Toowoomba-based mutual Heritage Bank has announced a record pre-tax profit of $64.4 million in the 2020/21 financial year and is moderately optimistic about the current financial year.

CEO Peter Lock says Toowoomba and Queensland have been extremely lucky when it comes to lockdowns and have remained largely immune to the ravages of COVID-19. Plus, there hasn't been a noticeable uptick in hardship requests from recent lockdowns.

Heritage Bank's after-tax profit of $44.81 million was up 23.5 per cent on 2019/20, and just fractionally lower than the record after-tax profit of $45.04 million in 2017/18.

"The emergency measures that the federal government put in place to offset COVID-19 have injected significant amounts of cash into the economy," says Lock.

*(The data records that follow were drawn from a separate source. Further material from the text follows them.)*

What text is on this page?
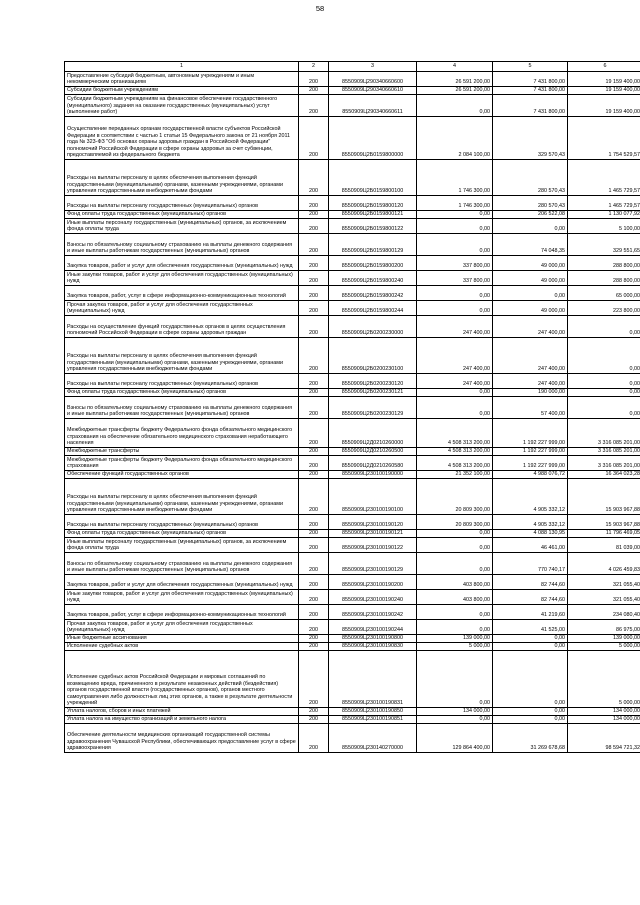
58
1	2	3	4	5	6
Предоставление субсидий бюджетным, автономным учреждениям и иным некоммерческим организациям	200	8550909Ц290340660600	26 591 200,00	7 431 800,00	19 159 400,00
Субсидии бюджетным учреждениям	200	8550909Ц290340660610	26 591 200,00	7 431 800,00	19 159 400,00
Субсидии бюджетным учреждениям на финансовое обеспечение государственного (муниципального) задания на оказание государственных (муниципальных) услуг (выполнение работ)	200	8550909Ц290340660611	0,00	7 431 800,00	19 159 400,00
Осуществление переданных органам государственной власти субъектов Российской Федерации в соответствии с частью 1 статьи 15 Федерального закона от 21 ноября 2011 года № 323-ФЗ "Об основах охраны здоровья граждан в Российской Федерации" полномочий Российской Федерации в сфере охраны здоровья за счет субвенции, предоставляемой из федерального бюджета	200	8550909Ц2Б0159800000	2 084 100,00	329 570,43	1 754 529,57
Расходы на выплаты персоналу в целях обеспечения выполнения функций государственными (муниципальными) органами, казенными учреждениями, органами управления государственными внебюджетными фондами	200	8550909Ц2Б0159800100	1 746 300,00	280 570,43	1 465 729,57
Расходы на выплаты персоналу государственных (муниципальных) органов	200	8550909Ц2Б0159800120	1 746 300,00	280 570,43	1 465 729,57
Фонд оплаты труда государственных (муниципальных) органов	200	8550909Ц2Б0159800121	0,00	206 522,08	1 130 077,92
Иные выплаты персоналу государственных (муниципальных) органов, за исключением фонда оплаты труда	200	8550909Ц2Б0159800122	0,00	0,00	5 100,00
Взносы по обязательному социальному страхованию на выплаты денежного содержания и иные выплаты работникам государственных (муниципальных) органов	200	8550909Ц2Б0159800129	0,00	74 048,35	329 551,65
Закупка товаров, работ и услуг для обеспечения государственных (муниципальных) нужд	200	8550909Ц2Б0159800200	337 800,00	49 000,00	288 800,00
Иные закупки товаров, работ и услуг для обеспечения государственных (муниципальных) нужд	200	8550909Ц2Б0159800240	337 800,00	49 000,00	288 800,00
Закупка товаров, работ, услуг в сфере информационно-коммуникационных технологий	200	8550909Ц2Б0159800242	0,00	0,00	65 000,00
Прочая закупка товаров, работ и услуг для обеспечения государственных (муниципальных) нужд	200	8550909Ц2Б0159800244	0,00	49 000,00	223 800,00
Расходы на осуществление функций государственных органов в целях осуществления полномочий Российской Федерации в сфере охраны здоровья граждан	200	8550909Ц2Б0200230000	247 400,00	247 400,00	0,00
Расходы на выплаты персоналу в целях обеспечения выполнения функций государственными (муниципальными) органами, казенными учреждениями, органами управления государственными внебюджетными фондами	200	8550909Ц2Б0200230100	247 400,00	247 400,00	0,00
Расходы на выплаты персоналу государственных (муниципальных) органов	200	8550909Ц2Б0200230120	247 400,00	247 400,00	0,00
Фонд оплаты труда государственных (муниципальных) органов	200	8550909Ц2Б0200230121	0,00	190 000,00	0,00
Взносы по обязательному социальному страхованию на выплаты денежного содержания и иные выплаты работникам государственных (муниципальных) органов	200	8550909Ц2Б0200230129	0,00	57 400,00	0,00
Межбюджетные трансферты бюджету Федерального фонда обязательного медицинского страхования на обеспечение обязательного медицинского страхования неработающего населения	200	8550909Ц2Д0210260000	4 508 313 200,00	1 192 227 999,00	3 316 085 201,00
Межбюджетные трансферты	200	8550909Ц2Д0210260500	4 508 313 200,00	1 192 227 999,00	3 316 085 201,00
Межбюджетные трансферты бюджету Федерального фонда обязательного медицинского страхования	200	8550909Ц2Д0210260580	4 508 313 200,00	1 192 227 999,00	3 316 085 201,00
Обеспечение функций государственных органов	200	8550909Ц230100190000	21 352 100,00	4 988 076,72	16 364 023,28
Расходы на выплаты персоналу в целях обеспечения выполнения функций государственными (муниципальными) органами, казенными учреждениями, органами управления государственными внебюджетными фондами	200	8550909Ц230100190100	20 809 300,00	4 905 332,12	15 903 967,88
Расходы на выплаты персоналу государственных (муниципальных) органов	200	8550909Ц230100190120	20 809 300,00	4 905 332,12	15 903 967,88
Фонд оплаты труда государственных (муниципальных) органов	200	8550909Ц230100190121	0,00	4 088 130,95	11 796 469,05
Иные выплаты персоналу государственных (муниципальных) органов, за исключением фонда оплаты труда	200	8550909Ц230100190122	0,00	46 461,00	81 039,00
Взносы по обязательному социальному страхованию на выплаты денежного содержания и иные выплаты работникам государственных (муниципальных) органов	200	8550909Ц230100190129	0,00	770 740,17	4 026 459,83
Закупка товаров, работ и услуг для обеспечения государственных (муниципальных) нужд	200	8550909Ц230100190200	403 800,00	82 744,60	321 055,40
Иные закупки товаров, работ и услуг для обеспечения государственных (муниципальных) нужд	200	8550909Ц230100190240	403 800,00	82 744,60	321 055,40
Закупка товаров, работ, услуг в сфере информационно-коммуникационных технологий	200	8550909Ц230100190242	0,00	41 219,60	234 080,40
Прочая закупка товаров, работ и услуг для обеспечения государственных (муниципальных) нужд	200	8550909Ц230100190244	0,00	41 525,00	86 975,00
Иные бюджетные ассигнования	200	8550909Ц230100190800	139 000,00	0,00	139 000,00
Исполнение судебных актов	200	8550909Ц230100190830	5 000,00	0,00	5 000,00
Исполнение судебных актов Российской Федерации и мировых соглашений по возмещению вреда, причиненного в результате незаконных действий (бездействия) органов государственной власти (государственных органов), органов местного самоуправления либо должностных лиц этих органов, а также в результате деятельности учреждений	200	8550909Ц230100190831	0,00	0,00	5 000,00
Уплата налогов, сборов и иных платежей	200	8550909Ц230100190850	134 000,00	0,00	134 000,00
Уплата налога на имущество организаций и земельного налога	200	8550909Ц230100190851	0,00	0,00	134 000,00
Обеспечение деятельности медицинских организаций государственной системы здравоохранения Чувашской Республики, обеспечивающих предоставление услуг в сфере здравоохранения	200	8550909Ц230140270000	129 864 400,00	31 269 678,68	98 594 721,32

"With limited travel possible, and with lingering concerns about what COVID meant for the future, many people chose to put more money into savings or pay down their loans."

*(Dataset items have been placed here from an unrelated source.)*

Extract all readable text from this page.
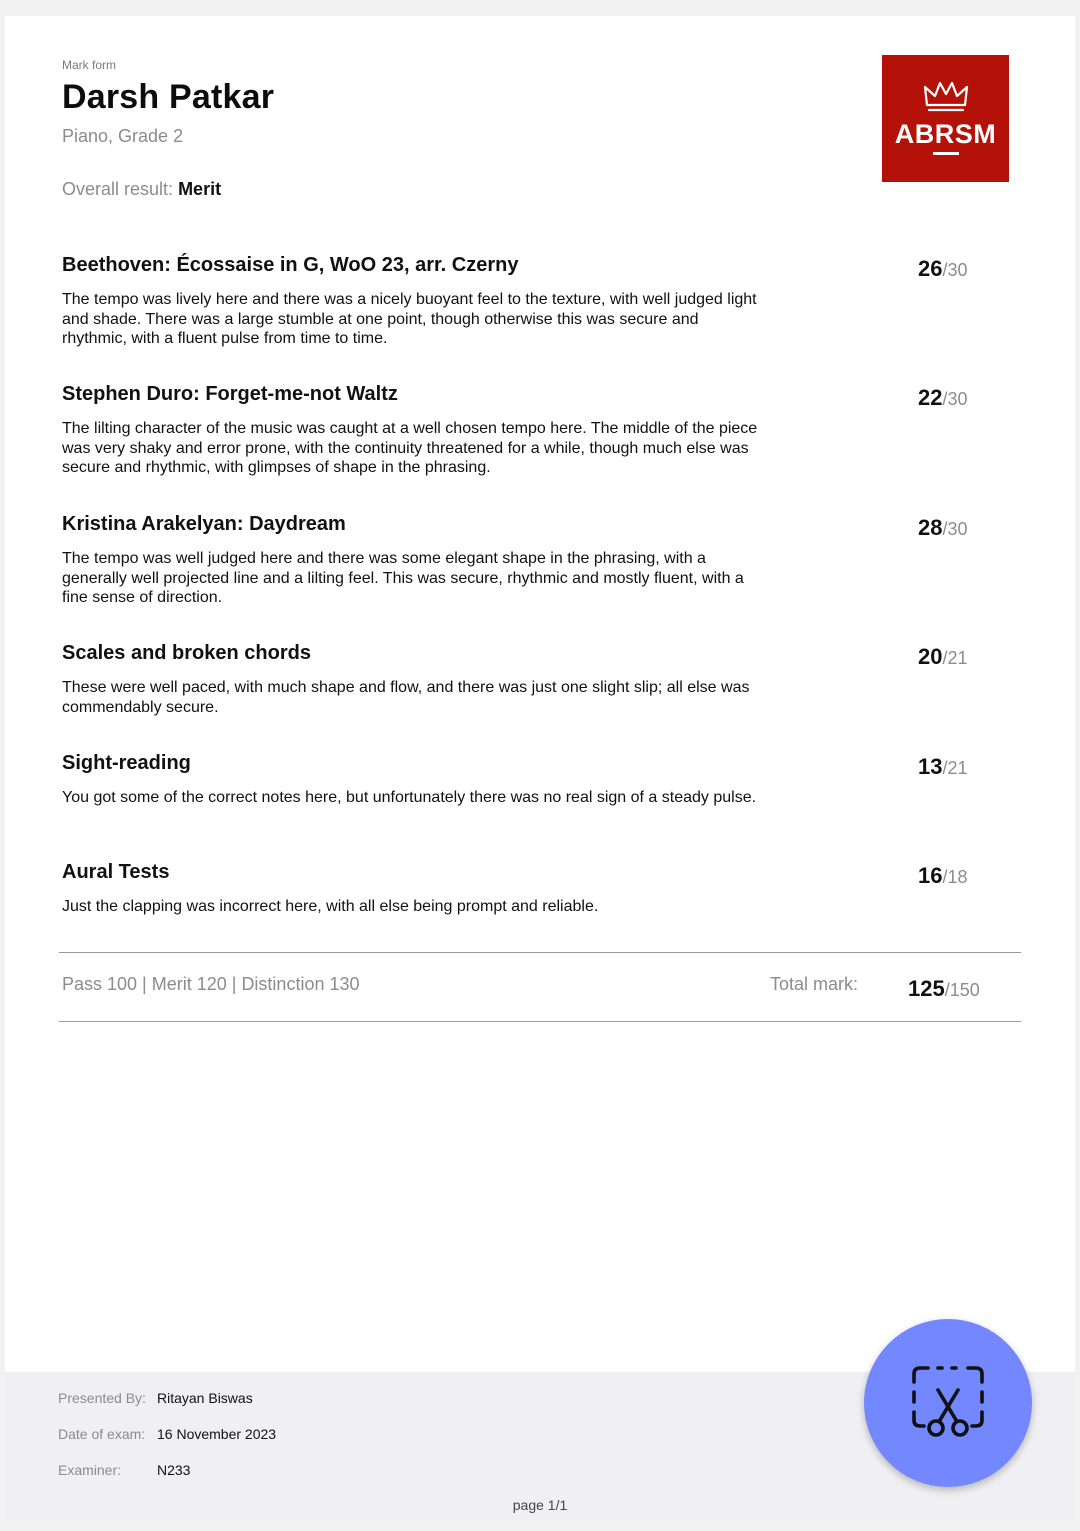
Mark form
Darsh Patkar
Piano, Grade 2
Overall result: Merit
ABRSM
Beethoven: Écossaise in G, WoO 23, arr. Czerny
The tempo was lively here and there was a nicely buoyant feel to the texture, with well judged light and shade. There was a large stumble at one point, though otherwise this was secure and rhythmic, with a fluent pulse from time to time.
26/30
Stephen Duro: Forget-me-not Waltz
The lilting character of the music was caught at a well chosen tempo here. The middle of the piece was very shaky and error prone, with the continuity threatened for a while, though much else was secure and rhythmic, with glimpses of shape in the phrasing.
22/30
Kristina Arakelyan: Daydream
The tempo was well judged here and there was some elegant shape in the phrasing, with a generally well projected line and a lilting feel. This was secure, rhythmic and mostly fluent, with a fine sense of direction.
28/30
Scales and broken chords
These were well paced, with much shape and flow, and there was just one slight slip; all else was commendably secure.
20/21
Sight-reading
You got some of the correct notes here, but unfortunately there was no real sign of a steady pulse.
13/21
Aural Tests
Just the clapping was incorrect here, with all else being prompt and reliable.
16/18
Pass 100 | Merit 120 | Distinction 130	Total mark: 125/150
Presented By: Ritayan Biswas
Date of exam: 16 November 2023
Examiner:	N233
page 1/1
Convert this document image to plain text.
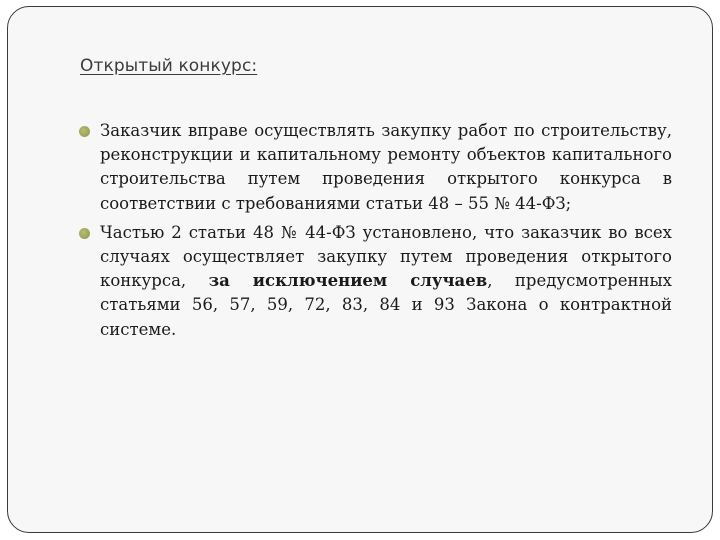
Открытый конкурс:
Заказчик вправе осуществлять закупку работ по строительству, реконструкции и капитальному ремонту объектов капитального строительства путем проведения открытого конкурса в соответствии с требованиями статьи 48 – 55 № 44-ФЗ;
Частью 2 статьи 48 № 44-ФЗ установлено, что заказчик во всех случаях осуществляет закупку путем проведения открытого конкурса, за исключением случаев, предусмотренных статьями 56, 57, 59, 72, 83, 84 и 93 Закона о контрактной системе.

Lock says many Heritage's members are in advance of their repayments and are repaying their loans more quickly. "That is positive for them but having accelerated payments is tricky for the bank."

He adds: "At the same time, with interest rates at historic lows, investing in property grew in popularity, with real estate markets booming across the country. That has translated into excellent results for us and strong levels of growth."

Looking ahead, Lock says: "The current year will be an exciting one for us because we have announced a proposed merger with People's Choice.

"The merger will immediately give the combined entity a bigger presence in all states. We have a strong presence in southeast Queensland and are moving into NSW through Sydney and northern NSW. People's Choice is strong in South Australia and the Northern Territory but is also pushing into Victoria. It also has a small presence in Western Australia.

"If you put that together, we have most of the map covered, apart from Tasmania and the ACT. That gives us the ability to, with a new brand that will be formed out of the merger, to have a national presence.

"That will also allow us to develop a national brand. That makes it easier to penetrate the broker market and digital market and have a better brand presence and brand recall in the traditional market."

Aside from the merger aside, Lock says Heritage is cautious about a rebound after having Sydney and Melbourne in lockdown for such an extended period. "We are concerned that consumer confidence may have been eroded, although that is not a view shared by the Reserve Bank of Australia, for example. It thinks things will bounce back and once people get out, they will start spending again with reasonable confidence."

He says Heritage has set our 2021/22 budget with moderate optimism. "Those budgets were set before the lockdowns so we are still monitoring them. But our lending flows are really good at the moment.

"The origination volumes are up at record levels. We are having challenges with keeping up with demand and have to adjust our workforce accordingly. We had to put more people on to keep our

service levels up. Our deposit growth and member growth are still really strong so we see 2021/22 as being a good year."

But there are also challenges, especially ongoing pressures on Heritage's net interest margin, resulting from increased repayments on its loan book and its drive to keep rates competitive on its deposit book because most of its members are depositors, not borrowers.

Heritage also faces increased compliance and regulatory costs and complexity in keeping up with new requirements such as open banking, the product disclosure regime and the Anti-Money Laundering and Counter-Terrorism Financing.

Heritage's loan approvals grew by 31.6 per cent to total $2.46 billion for the 2020/21 financial year. Its retail deposits grew by 18.7 per cent to reach $9.38 billion at year's end. Mortgage loan arrears greater than 30 days remained extremely low at 0.45 per cent and its capital adequacy ratio at year's end was 14.28 per cent. The liquidity ratio was 24.3 per cent.